Well it’s official. The rumors were true. Yahoo! has acquired Tumblr for $1.1 billion. In a statement, Yahoo! CEO Marissa Meyer said, “Yahoo is the Internet’s original media network. Tumblr is the Internet’s fastest-growing media frenzy. Both companies are homes for brands – established and emerging.”
In a separate statement, Tumblr founder David Karp said…
Before touching on how awesome this is, let me try to allay any concerns: We’re not turning purple. Our headquarters isn’t moving. Our team isn’t changing. Our roadmap isn’t changing. And our mission – to empower creators to make their best work and get it in front of the audience they deserve – certainly isn’t changing. So what’s new? Simply, Tumblr gets better faster. The work ahead of us remains the same – and we still have a long way to go! – but with more resources to draw from.
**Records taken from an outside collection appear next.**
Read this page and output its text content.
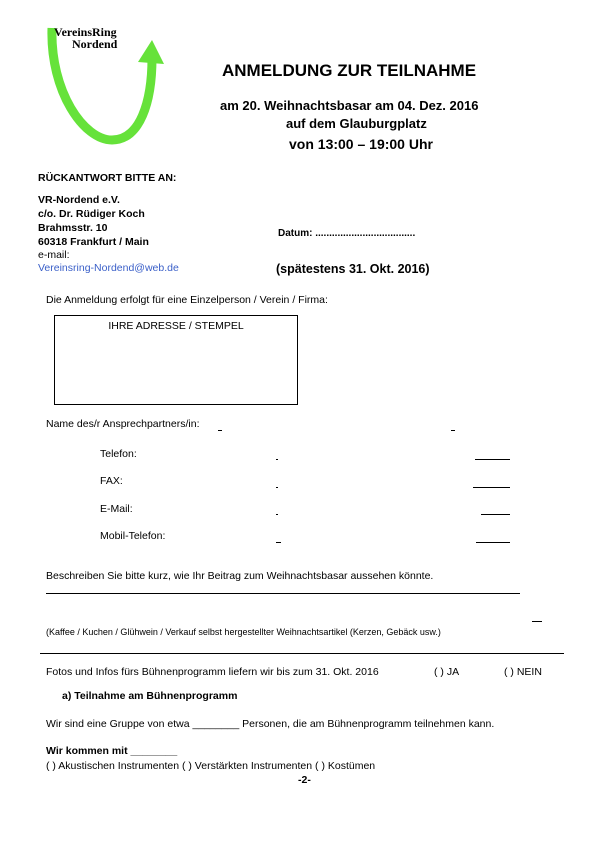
VereinsRing
Nordend
ANMELDUNG ZUR TEILNAHME
am 20. Weihnachtsbasar am 04. Dez. 2016
auf dem Glauburgplatz
von 13:00 – 19:00 Uhr
RÜCKANTWORT BITTE AN:
VR-Nordend e.V.
c/o. Dr. Rüdiger Koch
Brahmsstr. 10
60318 Frankfurt / Main
e-mail:
Vereinsring-Nordend@web.de
Datum: ....................................
(spätestens 31. Okt. 2016)
Die Anmeldung erfolgt für eine Einzelperson / Verein / Firma:
IHRE ADRESSE / STEMPEL
Name des/r Ansprechpartners/in:
Telefon:
FAX:
E-Mail:
Mobil-Telefon:
Beschreiben Sie bitte kurz, wie Ihr Beitrag zum Weihnachtsbasar aussehen könnte.
(Kaffee / Kuchen / Glühwein / Verkauf selbst hergestellter Weihnachtsartikel (Kerzen, Gebäck usw.)
Fotos und Infos fürs Bühnenprogramm liefern wir bis zum 31. Okt. 2016	( ) JA	( ) NEIN
a) Teilnahme am Bühnenprogramm
Wir sind eine Gruppe von etwa ________ Personen, die am Bühnenprogramm teilnehmen kann.
Wir kommen mit ________
( ) Akustischen Instrumenten ( ) Verstärkten Instrumenten ( ) Kostümen
-2-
He ended the statement by signing off, “F*ck yeah, David.”
So let’s take a hard look at this. On the one side, you’ve got Yahoo!, a company that was a search giant back when Ate My Balls was a fad. On the other, you’ve got Tumblr, the hip blogging service everybody raids for GIFs. And in the middle, apparently, you have an enormous pile of money. But what will happen once all three combine?
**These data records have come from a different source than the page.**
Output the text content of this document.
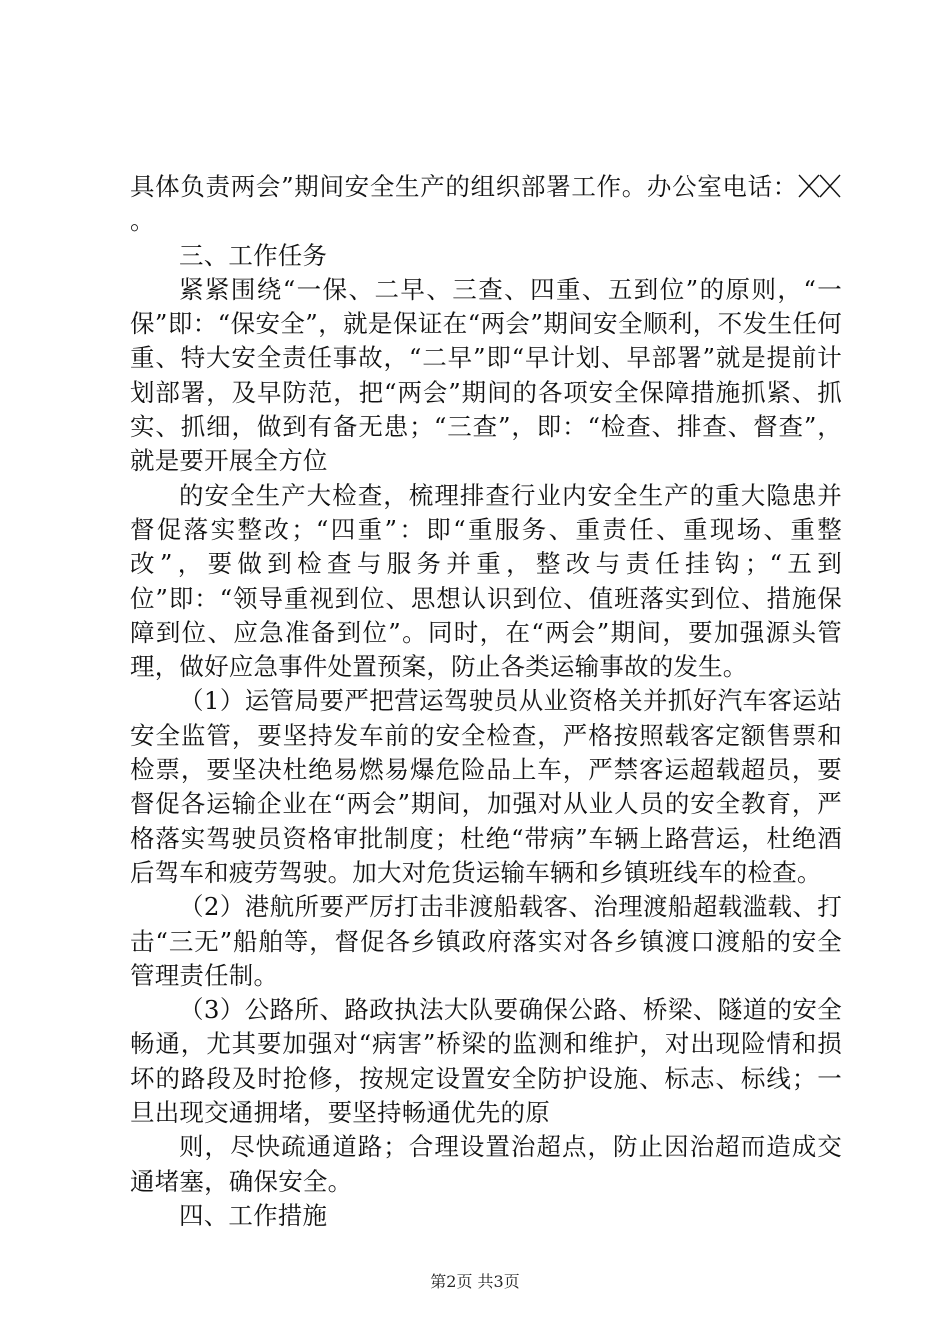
具体负责两会”期间安全生产的组织部署工作。办公室电话：。

三、工作任务

紧紧围绕“一保、二早、三查、四重、五到位”的原则，“一保”即：“保安全”，就是保证在“两会”期间安全顺利，不发生任何重、特大安全责任事故，“二早”即“早计划、早部署”就是提前计划部署，及早防范，把“两会”期间的各项安全保障措施抓紧、抓实、抓细，做到有备无患；“三查”，即：“检查、排查、督查”，就是要开展全方位

的安全生产大检查，梳理排查行业内安全生产的重大隐患并督促落实整改；“四重”：即“重服务、重责任、重现场、重整改”，要做到检查与服务并重，整改与责任挂钩；“五到位”即：“领导重视到位、思想认识到位、值班落实到位、措施保障到位、应急准备到位”。同时，在“两会”期间，要加强源头管理，做好应急事件处置预案，防止各类运输事故的发生。

（1）运管局要严把营运驾驶员从业资格关并抓好汽车客运站安全监管，要坚持发车前的安全检查，严格按照载客定额售票和检票，要坚决杜绝易燃易爆危险品上车，严禁客运超载超员，要督促各运输企业在“两会”期间，加强对从业人员的安全教育，严格落实驾驶员资格审批制度；杜绝“带病”车辆上路营运，杜绝酒后驾车和疲劳驾驶。加大对危货运输车辆和乡镇班线车的检查。

（2）港航所要严厉打击非渡船载客、治理渡船超载滥载、打击“三无”船舶等，督促各乡镇政府落实对各乡镇渡口渡船的安全管理责任制。

（3）公路所、路政执法大队要确保公路、桥梁、隧道的安全畅通，尤其要加强对“病害”桥梁的监测和维护，对出现险情和损坏的路段及时抢修，按规定设置安全防护设施、标志、标线；一旦出现交通拥堵，要坚持畅通优先的原

则，尽快疏通道路；合理设置治超点，防止因治超而造成交通堵塞，确保安全。

四、工作措施

第2页 共3页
The conventional wisdom has been that Yahoo! ruins its acquisitions, but the reality is often more complicated than that. For example:
Flickr
Flickr is still around, of course, and many argue that ultimately Flickr was a wasted opportunity: If Yahoo! had invested the time and resources in photo-sharing that Facebook did, Zucks might never have had a terrible movie speculating about his emotional butthurt in college. On the other hand, some argue that Yahoo! actually saved Flickr; they built their site badly, were low on cash, and if Yahoo! hadn’t bought them the site inevitably would have been shut down.
del.icio.us
The social bookmarking site infamously went to hell after Yahoo! bought it, although whether that’s due to Yahoo!’s management or the fact that sites like del.icio.us in general went downhill as social media took off is an open question. Either way, Yahoo! wound up selling it in 2011 and the new owners have been struggling to revive it ever since.
GeoCities
Yahoo bought GeoCities at the exact worst moment to do so: 1999, right when the tech bubble was at its height and right before social media began to take the place of having a personal web page. Also, Yahoo kept GeoCities alive for a shockingly long time: The site only closed its doors in 2009, which if you think about it is a full ten years past the company’s sell-by date.
Which brings us to Tumblr. Make no mistake, somebody was going to buy Tumblr, or Tumblr was going to go out of business. Like most startups, that’s ultimately why Tumblr was built, to be sold for a lot of money to another company. As a company it has no clear revenue plan, its expenses vastly outstrip its revenues, and it’s hard to sell it as anything other than yet another, well, Flickr, or del.icio.us, or GeoCities, another site that has attracted attention and will just as rapidly lose it. So, one way or the other, Yahoo! or no Yahoo!, the simple truth is this: Tumblr was built to fail.